Her background

Diana Passaro’s scientific training has been shaped by the study of the mechanisms underlying the initiation and progression of acute leukemias.

During her PhD at the Institut Curie, she investigated the cellular and molecular determinants that confer leukemic cells with self-renewal capacity and resistance to therapy.

Her work demonstrated that these properties are not solely defined by classical phenotypic markers, but rather arise from dynamic cellular states governed by specific signaling pathways.

This conceptual advance reinforced the idea that leukemic “stemness” depends on a network of regulatory processes controlling adhesion, migration, and interactions with the bone marrow niche.

She continued this line of research at the Francis Crick Institute, where she developed intravital imaging approaches and established bone marrow models enabling direct observation of the leukemic niche.

Her postdoctoral work revealed vascular alterations characteristic of acute leukemias and demonstrated their role in tumor progression and poor therapeutic response. This contribution opened important translational perspectives, including the development of imaging tools to quantify bone marrow vascular status as an indicator of prognosis or treatment response.

Overall, her postdoctoral trajectory consolidated expertise at the interface of stem cell biology, advanced imaging, and bioengineering applied to the study of the leukemic microenvironment.

Her research focus areas

Since 2020, Diana Passaro has led the “Leukemia & Niche Dynamics” team at the Institut Cochin, where she investigates how acute leukemias remodel their vascular niche and exploit these changes to sustain disease maintenance.
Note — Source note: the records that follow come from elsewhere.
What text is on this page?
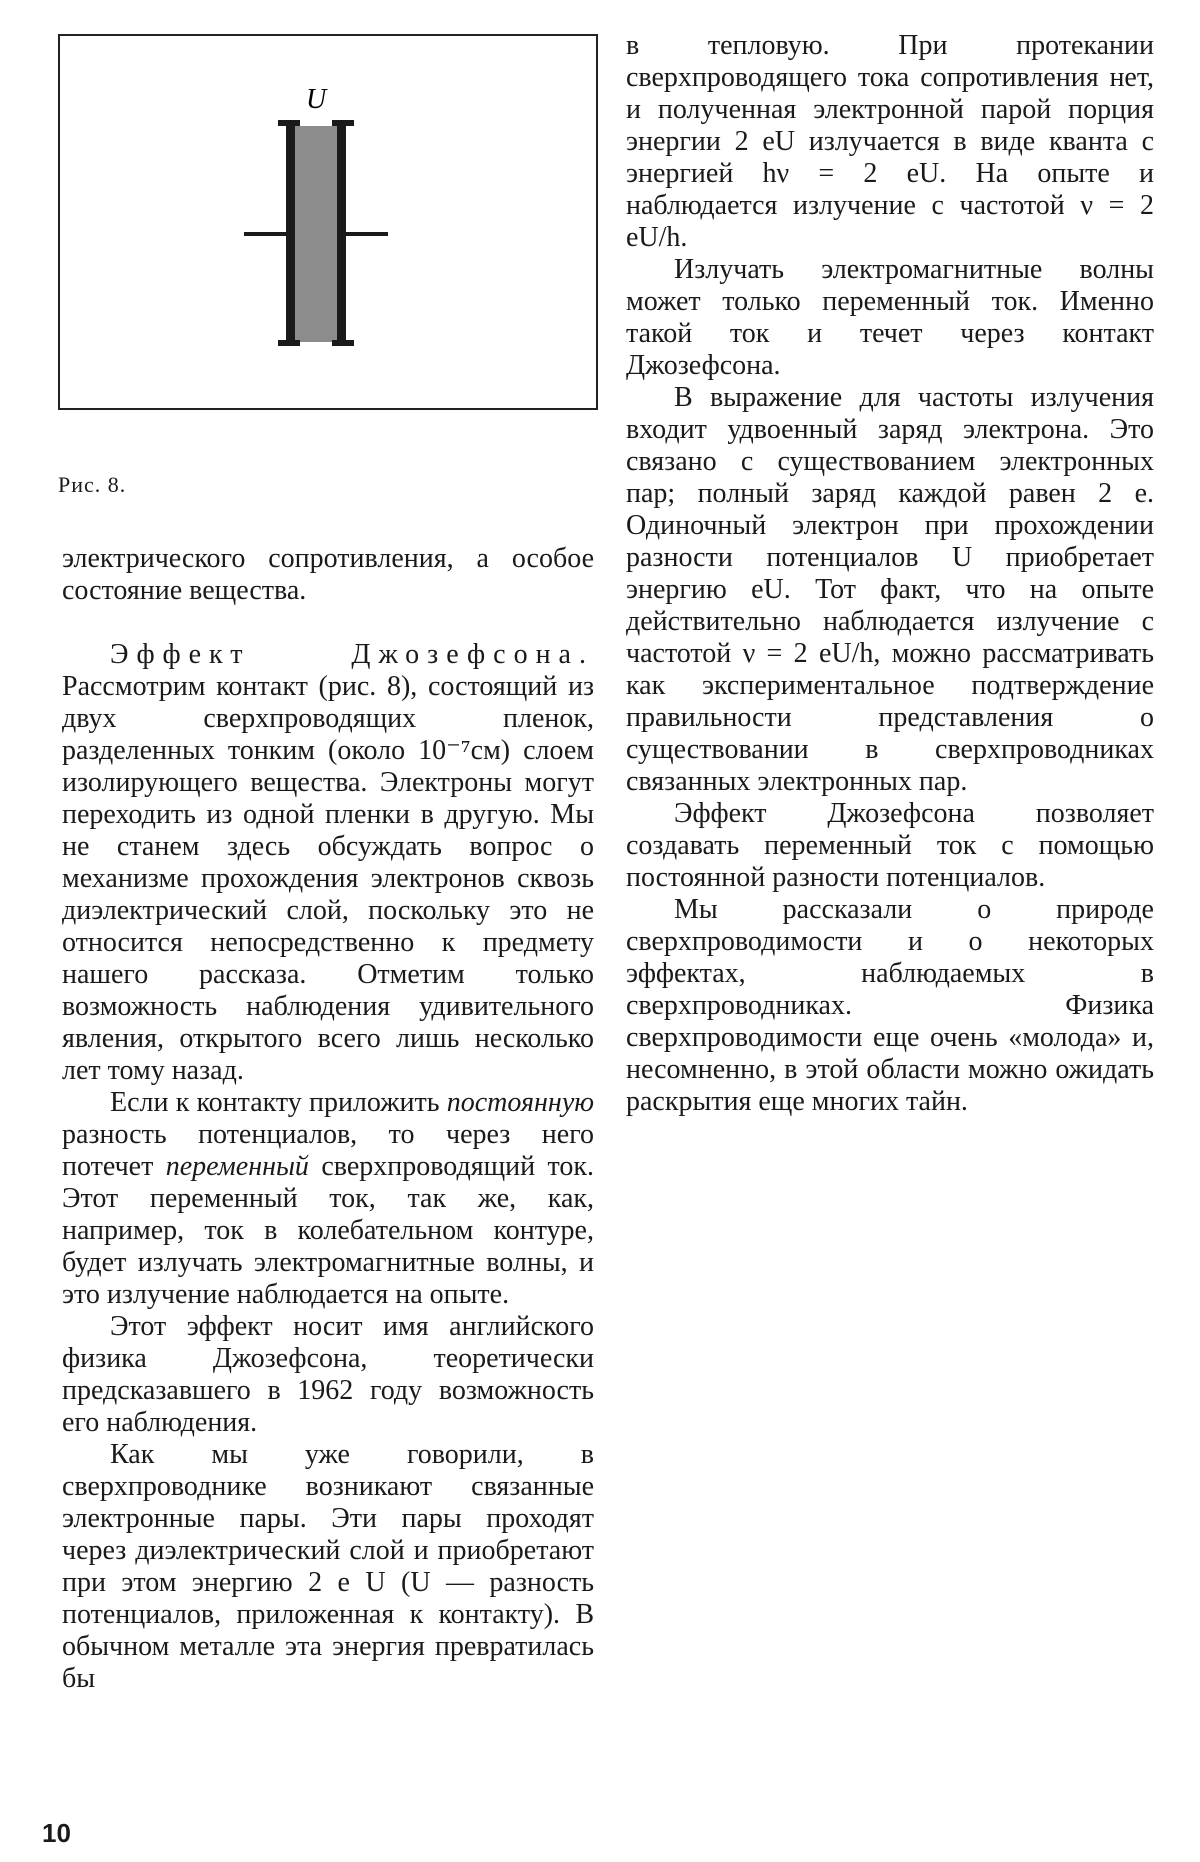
U
Рис. 8.

электрического сопротивления, а особое состояние вещества.

Эффект Джозефсона. Рассмотрим контакт (рис. 8), состоящий из двух сверхпроводящих пленок, разделенных тонким (около 10⁻⁷см) слоем изолирующего вещества. Электроны могут переходить из одной пленки в другую. Мы не станем здесь обсуждать вопрос о механизме прохождения электронов сквозь диэлектрический слой, поскольку это не относится непосредственно к предмету нашего рассказа. Отметим только возможность наблюдения удивительного явления, открытого всего лишь несколько лет тому назад.

Если к контакту приложить постоянную разность потенциалов, то через него потечет переменный сверхпроводящий ток. Этот переменный ток, так же, как, например, ток в колебательном контуре, будет излучать электромагнитные волны, и это излучение наблюдается на опыте.

Этот эффект носит имя английского физика Джозефсона, теоретически предсказавшего в 1962 году возможность его наблюдения.

Как мы уже говорили, в сверхпроводнике возникают связанные электронные пары. Эти пары проходят через диэлектрический слой и приобретают при этом энергию 2 e U (U — разность потенциалов, приложенная к контакту). В обычном металле эта энергия превратилась бы

в тепловую. При протекании сверхпроводящего тока сопротивления нет, и полученная электронной парой порция энергии 2 eU излучается в виде кванта с энергией hν = 2 eU. На опыте и наблюдается излучение с частотой ν = 2 eU/h.

Излучать электромагнитные волны может только переменный ток. Именно такой ток и течет через контакт Джозефсона.

В выражение для частоты излучения входит удвоенный заряд электрона. Это связано с существованием электронных пар; полный заряд каждой равен 2 e. Одиночный электрон при прохождении разности потенциалов U приобретает энергию eU. Тот факт, что на опыте действительно наблюдается излучение с частотой ν = 2 eU/h, можно рассматривать как экспериментальное подтверждение правильности представления о существовании в сверхпроводниках связанных электронных пар.

Эффект Джозефсона позволяет создавать переменный ток с помощью постоянной разности потенциалов.

Мы рассказали о природе сверхпроводимости и о некоторых эффектах, наблюдаемых в сверхпроводниках. Физика сверхпроводимости еще очень «молода» и, несомненно, в этой области можно ожидать раскрытия еще многих тайн.

10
Her group examines endothelial compartment heterogeneity, leukemia-induced alterations, and the molecular pathways supporting leukemic expansion or resistance to therapy.

By combining multi-omics analyses, murine models, and functional imaging, the team aims to identify microenvironmental determinants that promote disease progression.

From a more translational perspective, her laboratory develops humanized bone marrow organoids and organ-on-chip systems that enable controlled recapitulation of the human vascular niche.

These models provide a powerful framework to study leukemia–endothelium crosstalk and to test strategies targeting microenvironment-specific vulnerabilities.

The team also investigates mechanisms of leukemic dissemination, particularly central nervous system infiltration in T-cell acute lymphoblastic leukemia, to understand how vascular barriers are breached.

Through this integrated approach, her group contributes to redefining the role of the bone marrow niche in leukemia and to identifying novel therapeutic avenues aimed at restoring a microenvironment supportive of normal hematopoiesis.